7. The semiconductor device according to claim 6,

wherein the high dielectric constant insulating film is also formed at one side of the bottom surface close to the second impurity region in a plan view.

8. The semiconductor device according to claim 1,

wherein a width of the high dielectric constant insulating film is 10% or more and 40% or less of a width of the field drain insulating part in a direction intersecting at right angles to an orientation direction of the gate electrode.

9. The semiconductor device according to claim 1,

wherein the substrate is a silicon substrate, and

wherein the field drain insulating part is embedded in a groove formed in the substrate, and

wherein a silicon dioxide film is formed over a bottom surface and side surfaces of the groove.

10. The semiconductor device according to claim 1,

wherein the first insulating film is a silicon dioxide film, and

wherein the high dielectric constant insulating film is at least one of silicon nitride film, a hafnium oxide film, tantalum oxide, titanium oxide, yttrium oxide, niobium pentoxide and zirconium oxide.

11. The semiconductor device according to claim 1,

wherein the gate insulating film, the gate electrode, the first impurity region, the second impurity region and the field drain insulating part configure a transistor, and

wherein the semiconductor device comprises an element separation film separating the transistor from other regions, and

wherein the element separation film is formed by the first insulating film and does not comprise the high dielectric constant insulating film.

12. A method for manufacturing a semiconductor device, the method comprising the steps of:

forming a groove in a semiconductor substrate;

forming a field drain insulating part by embedding an insulating film into the groove;

forming a gate insulating film and a gate electrode over the semiconductor substrate; and

forming a first impurity region and a second impurity region in a position facing each other through the gate electrode in a plan view,

wherein the semiconductor substrate has a first conductive type of a first conductive type well and a second conductive type of a second conductive type well adjacent to the first conductive type well, and

wherein the gate insulating film is arranged over the semiconductor substrate across a part of the first conductive type well and a part of the second conductive type well, and

wherein the second impurity region is the second conductive type and is formed over a surface layer of the first conductive type well, and

wherein the first impurity region is the second conductive type and is formed over a surface layer of the second conductive type well and is formed apart from the gate electrode in a plan view, and

wherein at least a part of the field drain insulating part is formed under the gate insulating film and the field drain insulating part is formed over the surface layer of the second conductive type well between under the gate insulating film and the first impurity region, and

wherein the step of forming a field drain insulating part includes the steps of:

forming a high dielectric constant film in the groove;

etching back the high dielectric constant film, and

thereby forming the high dielectric constant film at least at a part facing to the first impurity region in the edge of the bottom surface of the groove.
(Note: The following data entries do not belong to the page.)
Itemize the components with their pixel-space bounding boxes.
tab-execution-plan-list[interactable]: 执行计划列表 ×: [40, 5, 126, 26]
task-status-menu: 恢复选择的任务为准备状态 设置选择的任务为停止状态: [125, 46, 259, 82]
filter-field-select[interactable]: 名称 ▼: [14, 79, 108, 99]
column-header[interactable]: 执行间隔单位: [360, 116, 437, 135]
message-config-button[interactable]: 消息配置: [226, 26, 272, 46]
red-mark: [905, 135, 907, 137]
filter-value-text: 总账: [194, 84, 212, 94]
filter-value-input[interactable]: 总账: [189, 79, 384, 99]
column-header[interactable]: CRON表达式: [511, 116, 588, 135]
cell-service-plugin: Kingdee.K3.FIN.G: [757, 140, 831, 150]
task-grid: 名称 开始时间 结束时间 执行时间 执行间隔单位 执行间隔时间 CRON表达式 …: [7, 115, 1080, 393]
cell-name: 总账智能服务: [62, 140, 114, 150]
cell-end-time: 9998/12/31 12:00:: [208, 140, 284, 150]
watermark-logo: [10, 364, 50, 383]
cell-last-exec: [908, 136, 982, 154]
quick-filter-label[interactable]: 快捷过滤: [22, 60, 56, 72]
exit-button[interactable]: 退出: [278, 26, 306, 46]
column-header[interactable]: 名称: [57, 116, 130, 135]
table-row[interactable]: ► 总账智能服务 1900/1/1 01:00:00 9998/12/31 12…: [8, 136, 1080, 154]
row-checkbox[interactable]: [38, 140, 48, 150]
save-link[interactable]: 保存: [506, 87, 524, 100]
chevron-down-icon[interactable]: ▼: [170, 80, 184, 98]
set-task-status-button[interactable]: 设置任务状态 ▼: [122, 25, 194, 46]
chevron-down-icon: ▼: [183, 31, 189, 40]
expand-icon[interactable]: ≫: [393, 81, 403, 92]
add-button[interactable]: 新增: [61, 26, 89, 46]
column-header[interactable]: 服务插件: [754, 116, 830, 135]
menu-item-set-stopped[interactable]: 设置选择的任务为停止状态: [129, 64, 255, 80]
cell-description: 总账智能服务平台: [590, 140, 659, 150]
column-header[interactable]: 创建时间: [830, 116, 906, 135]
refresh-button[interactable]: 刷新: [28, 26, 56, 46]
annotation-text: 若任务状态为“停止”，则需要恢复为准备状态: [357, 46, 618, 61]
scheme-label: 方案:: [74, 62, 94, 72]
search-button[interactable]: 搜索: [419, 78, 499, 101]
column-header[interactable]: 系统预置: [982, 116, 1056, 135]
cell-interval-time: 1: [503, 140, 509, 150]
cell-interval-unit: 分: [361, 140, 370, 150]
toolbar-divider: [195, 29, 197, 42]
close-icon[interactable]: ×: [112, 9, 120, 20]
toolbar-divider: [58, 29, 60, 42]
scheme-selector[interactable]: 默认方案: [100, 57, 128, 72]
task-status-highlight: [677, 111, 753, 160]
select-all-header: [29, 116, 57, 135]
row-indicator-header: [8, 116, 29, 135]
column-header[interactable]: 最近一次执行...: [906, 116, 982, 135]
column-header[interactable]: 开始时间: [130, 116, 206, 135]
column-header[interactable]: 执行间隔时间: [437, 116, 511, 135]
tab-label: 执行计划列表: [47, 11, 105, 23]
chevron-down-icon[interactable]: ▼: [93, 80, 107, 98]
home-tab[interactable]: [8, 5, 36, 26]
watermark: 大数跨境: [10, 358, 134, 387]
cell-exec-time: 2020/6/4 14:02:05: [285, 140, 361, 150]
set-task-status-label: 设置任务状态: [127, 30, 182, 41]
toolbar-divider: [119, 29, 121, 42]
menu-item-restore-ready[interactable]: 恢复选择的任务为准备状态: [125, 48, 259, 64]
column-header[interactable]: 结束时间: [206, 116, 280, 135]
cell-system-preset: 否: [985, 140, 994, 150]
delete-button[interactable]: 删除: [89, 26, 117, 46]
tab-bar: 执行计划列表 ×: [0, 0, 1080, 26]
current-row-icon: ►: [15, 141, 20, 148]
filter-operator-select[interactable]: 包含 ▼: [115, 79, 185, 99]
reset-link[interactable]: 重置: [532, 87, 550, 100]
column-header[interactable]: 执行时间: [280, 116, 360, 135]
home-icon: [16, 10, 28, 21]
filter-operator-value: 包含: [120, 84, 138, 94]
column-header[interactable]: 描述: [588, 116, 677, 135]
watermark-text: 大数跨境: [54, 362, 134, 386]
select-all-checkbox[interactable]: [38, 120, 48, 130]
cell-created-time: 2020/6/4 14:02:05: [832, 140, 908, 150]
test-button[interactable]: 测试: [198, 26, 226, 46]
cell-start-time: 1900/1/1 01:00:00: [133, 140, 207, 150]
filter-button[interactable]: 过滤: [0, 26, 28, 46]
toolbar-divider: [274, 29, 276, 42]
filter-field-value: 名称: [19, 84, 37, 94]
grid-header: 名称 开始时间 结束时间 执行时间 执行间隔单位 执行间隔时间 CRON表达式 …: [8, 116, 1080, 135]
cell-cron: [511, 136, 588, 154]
13. The method for manufacturing the semiconductor device according to claim 12, further comprising:

a step of embedding a first insulating film having a lower dielectric constant than the dielectric constant film into a remaining part of the groove, after the step of forming the high dielectric constant film,

14. The method for manufacturing the semiconductor device according to claim 12, the substrate being a silicon substrate, the method further comprising:

a step of forming a silicon dioxide film over the bottom surface and the side surfaces of the groove between the steps of forming the groove and forming the field drain insulating part.

15. The method for manufacturing the semiconductor device according to claim 12,

wherein the gate insulating film, the gate electrode, the first impurity region, the second impurity region and the field drain insulating part configure a transistor, and

wherein the method comprises a step of embedding an element separation film separating the transistor from other regions, before the step of forming the groove.